Managing distributed IT environments has emerged as a key responsibility for many data center operators to meet the dynamic challenges of digital transformation. Decentralization of infrastructure has enabled the proliferation of critical IT components to drive faster data and services to end users on college campuses, in hospital systems and other distributed environments. However, as operators embrace connected technologies to integrate devices and automate essential processes, the potential for more cybersecurity risk must also be addressed.
Systems are becoming more interconnected, which increases the number of potential entryways for malicious activity across a network. Data center operators responsible for managing distributed networks must be aware of these possible vulnerabilities and create an end-to-end strategy that factors securing power management into the equation.
Connected systems, new risks
The trend in high-profile breaches exemplifies the changing cybersecurity threat landscape. Like HVAC units and other more recently connected devices, power management devices such as uninterruptible power supplies (UPSs) are becoming more interconnected to enable integration with software, services and other IT infrastructure in a way that enables operators to manage and monitor these devices remotely.

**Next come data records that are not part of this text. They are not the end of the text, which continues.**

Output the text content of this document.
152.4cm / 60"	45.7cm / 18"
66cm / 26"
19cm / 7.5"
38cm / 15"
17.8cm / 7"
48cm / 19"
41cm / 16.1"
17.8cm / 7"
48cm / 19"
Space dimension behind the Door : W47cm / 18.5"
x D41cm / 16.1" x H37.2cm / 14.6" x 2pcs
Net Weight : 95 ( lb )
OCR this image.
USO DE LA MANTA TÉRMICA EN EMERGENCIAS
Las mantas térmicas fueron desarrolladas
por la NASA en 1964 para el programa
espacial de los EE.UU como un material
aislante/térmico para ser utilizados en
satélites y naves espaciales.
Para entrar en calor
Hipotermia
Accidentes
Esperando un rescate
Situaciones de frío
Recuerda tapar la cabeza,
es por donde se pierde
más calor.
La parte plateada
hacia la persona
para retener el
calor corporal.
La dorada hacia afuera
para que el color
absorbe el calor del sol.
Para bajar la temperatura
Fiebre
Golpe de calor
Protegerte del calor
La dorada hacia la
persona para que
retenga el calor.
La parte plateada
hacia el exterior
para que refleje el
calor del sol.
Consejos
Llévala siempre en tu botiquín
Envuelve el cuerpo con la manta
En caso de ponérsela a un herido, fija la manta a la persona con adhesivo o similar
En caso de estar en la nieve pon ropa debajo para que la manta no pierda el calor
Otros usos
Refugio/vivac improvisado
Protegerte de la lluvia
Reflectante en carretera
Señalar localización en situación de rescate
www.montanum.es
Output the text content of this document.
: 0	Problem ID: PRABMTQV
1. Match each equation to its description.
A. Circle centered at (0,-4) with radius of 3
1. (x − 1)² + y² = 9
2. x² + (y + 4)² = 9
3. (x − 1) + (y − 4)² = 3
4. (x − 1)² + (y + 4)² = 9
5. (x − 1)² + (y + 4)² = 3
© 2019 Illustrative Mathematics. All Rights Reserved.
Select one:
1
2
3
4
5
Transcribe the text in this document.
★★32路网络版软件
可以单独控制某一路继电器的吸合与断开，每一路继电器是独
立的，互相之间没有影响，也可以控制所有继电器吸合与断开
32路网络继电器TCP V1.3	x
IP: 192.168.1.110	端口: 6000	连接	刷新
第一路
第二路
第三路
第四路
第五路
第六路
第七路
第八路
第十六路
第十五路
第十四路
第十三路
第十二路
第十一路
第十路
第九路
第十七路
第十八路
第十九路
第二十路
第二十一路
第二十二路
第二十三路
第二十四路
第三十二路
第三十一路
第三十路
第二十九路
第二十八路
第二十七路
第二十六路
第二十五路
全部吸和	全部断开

These components must be secured just like every other network access point.
Driving home the urgency on this point, the Cybersecurity and Infrastructure Security Agency (CISA) and Department of Energy recently released a public advisory regarding cybersecurity for internet-connected UPSs. The advisory urged organizations to take mitigation measures to protect UPSs and all other emergency power systems against potential threat actors.

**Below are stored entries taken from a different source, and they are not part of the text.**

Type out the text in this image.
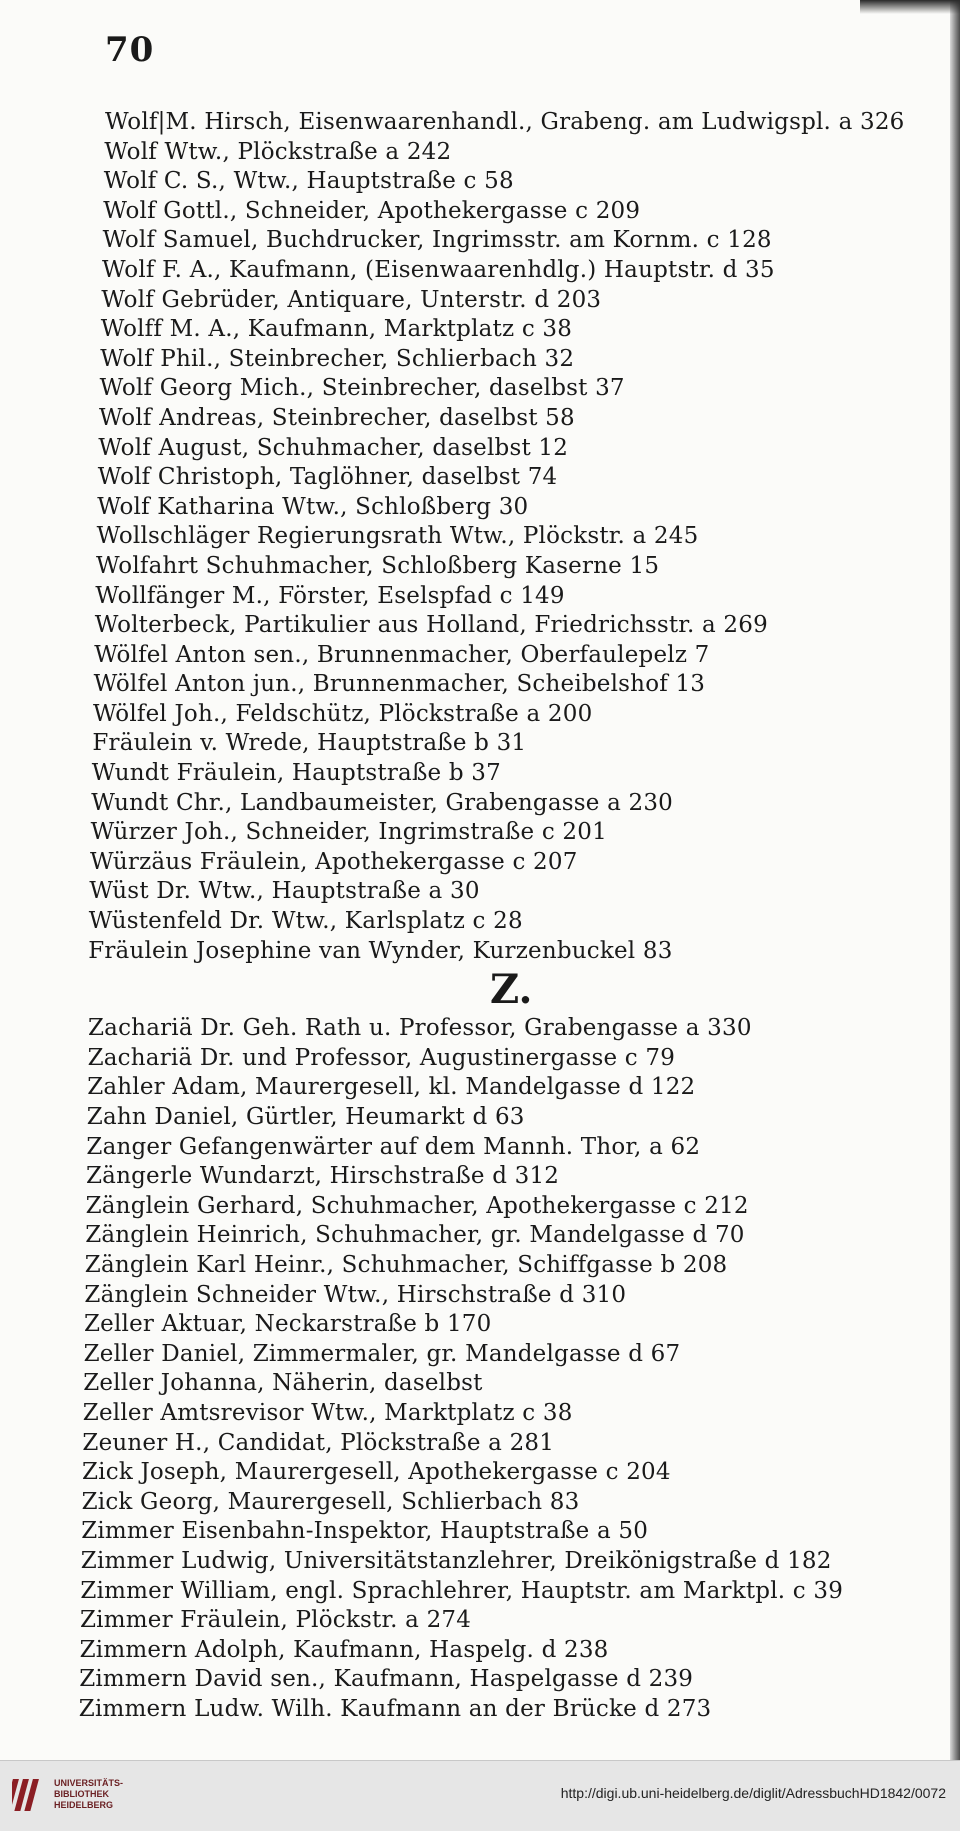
70
Wolf|M. Hirsch, Eisenwaarenhandl., Grabeng. am Ludwigspl. a 326
Wolf Wtw., Plöckstraße a 242
Wolf C. S., Wtw., Hauptstraße c 58
Wolf Gottl., Schneider, Apothekergasse c 209
Wolf Samuel, Buchdrucker, Ingrimsstr. am Kornm. c 128
Wolf F. A., Kaufmann, (Eisenwaarenhdlg.) Hauptstr. d 35
Wolf Gebrüder, Antiquare, Unterstr. d 203
Wolff M. A., Kaufmann, Marktplatz c 38
Wolf Phil., Steinbrecher, Schlierbach 32
Wolf Georg Mich., Steinbrecher, daselbst 37
Wolf Andreas, Steinbrecher, daselbst 58
Wolf August, Schuhmacher, daselbst 12
Wolf Christoph, Taglöhner, daselbst 74
Wolf Katharina Wtw., Schloßberg 30
Wollschläger Regierungsrath Wtw., Plöckstr. a 245
Wolfahrt Schuhmacher, Schloßberg Kaserne 15
Wollfänger M., Förster, Eselspfad c 149
Wolterbeck, Partikulier aus Holland, Friedrichsstr. a 269
Wölfel Anton sen., Brunnenmacher, Oberfaulepelz 7
Wölfel Anton jun., Brunnenmacher, Scheibelshof 13
Wölfel Joh., Feldschütz, Plöckstraße a 200
Fräulein v. Wrede, Hauptstraße b 31
Wundt Fräulein, Hauptstraße b 37
Wundt Chr., Landbaumeister, Grabengasse a 230
Würzer Joh., Schneider, Ingrimstraße c 201
Würzäus Fräulein, Apothekergasse c 207
Wüst Dr. Wtw., Hauptstraße a 30
Wüstenfeld Dr. Wtw., Karlsplatz c 28
Fräulein Josephine van Wynder, Kurzenbuckel 83
Z.
Zachariä Dr. Geh. Rath u. Professor, Grabengasse a 330
Zachariä Dr. und Professor, Augustinergasse c 79
Zahler Adam, Maurergesell, kl. Mandelgasse d 122
Zahn Daniel, Gürtler, Heumarkt d 63
Zanger Gefangenwärter auf dem Mannh. Thor, a 62
Zängerle Wundarzt, Hirschstraße d 312
Zänglein Gerhard, Schuhmacher, Apothekergasse c 212
Zänglein Heinrich, Schuhmacher, gr. Mandelgasse d 70
Zänglein Karl Heinr., Schuhmacher, Schiffgasse b 208
Zänglein Schneider Wtw., Hirschstraße d 310
Zeller Aktuar, Neckarstraße b 170
Zeller Daniel, Zimmermaler, gr. Mandelgasse d 67
Zeller Johanna, Näherin, daselbst
Zeller Amtsrevisor Wtw., Marktplatz c 38
Zeuner H., Candidat, Plöckstraße a 281
Zick Joseph, Maurergesell, Apothekergasse c 204
Zick Georg, Maurergesell, Schlierbach 83
Zimmer Eisenbahn-Inspektor, Hauptstraße a 50
Zimmer Ludwig, Universitätstanzlehrer, Dreikönigstraße d 182
Zimmer William, engl. Sprachlehrer, Hauptstr. am Marktpl. c 39
Zimmer Fräulein, Plöckstr. a 274
Zimmern Adolph, Kaufmann, Haspelg. d 238
Zimmern David sen., Kaufmann, Haspelgasse d 239
Zimmern Ludw. Wilh. Kaufmann an der Brücke d 273
UNIVERSITÄTS-
BIBLIOTHEK
HEIDELBERG
http://digi.ub.uni-heidelberg.de/diglit/AdressbuchHD1842/0072
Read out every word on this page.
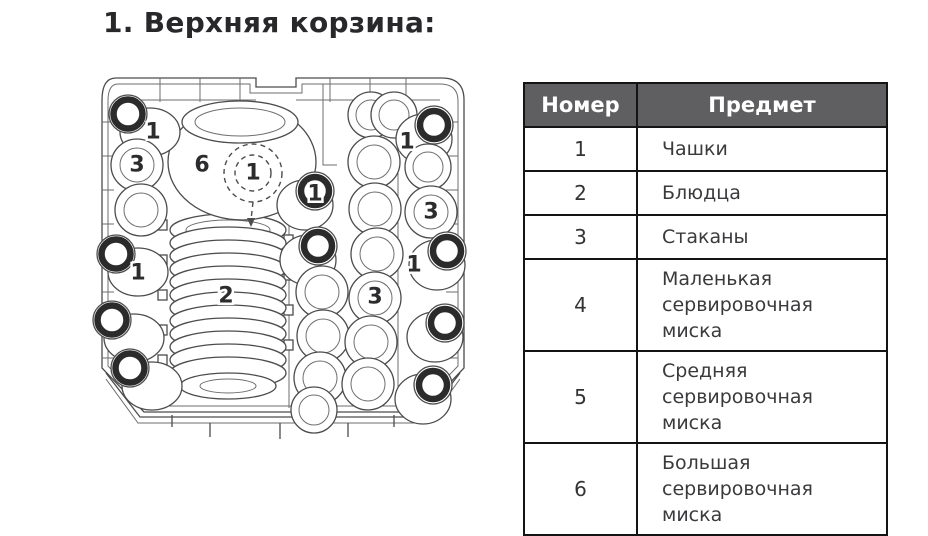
1. Верхняя корзина:
1
3 6 1
1
1
3
1	1
2	3
Номер	Предмет
1	Чашки
2	Блюдца
3	Стаканы
4	Маленькая сервировочная миска
5	Средняя сервировочная миска
6	Большая сервировочная миска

Steps to securing backup power in distributed environments
- Play the right cards:
Global safety standards organizations, including Underwriters Laboratories (UL) and the International Electrotechnical Commission (IEC), provide important guidelines for the implementation of appropriate cybersecurity safeguards in network-connected devices, including those in the power management space. Deploying UPSs with network management cards that carry UL 2900-1 and ISA/IEC 62443-4-2 certifications in distributed environments – such as network closets – can give operators peace-of-mind that their devices have built-in cybersecurity features and capabilities to better protect infrastructure against breaches.
- Stay vigilant:
As operators manage a range of connected UPSs over a distributed network, many will seek to execute remote firmware updates to keep their devices up-to-date with the latest features. Because of this, operators should look for power devices that require cryptographic signature checks in order to update firmware to avoid cybersecurity risks. Additionally, look for vendors that offer 24/7 monitoring across converged IT/operational technology (OT) environments, as this can help add an extra layer of protection and visibility for critical infrastructure.
- Employ best practices:
Operators should leverage cybersecurity practices with connected power management devices in distributed environments just as they would other components within their IT infrastructure. This includes using firewall and industrial security solutions as well as encrypting information; conducting routine security assessments; regularly updating antivirus software and antispyware; using advanced email filtering; establishing powerful password policies and end point protection; and offering employees cybersecurity awareness training.
Physical security measures, including the use of security locks on IT racks, can also help to ensure that only authorized personnel have access to IT equipment. And as the proliferation of smart, connected devices link together more elements of IT operations in distributed networks, it will be helpful to partner with technology and solutions providers that demonstrate an ongoing commitment in protecting against cybersecurity risks.
Securing the future
Digital transformation is poised for continued acceleration, and with it, managing distributed IT environments will be a growing responsibility for data center operators as they seek to drive even better and faster data services. This transition will create new possibilities for connected infrastructure, and it remains imperative that operators take the necessary steps to secure these devices across their increasingly interconnected networks. By implementing proper cybersecurity measures to secure power management equipment, operators can better prepare for the continued evolution of their networks.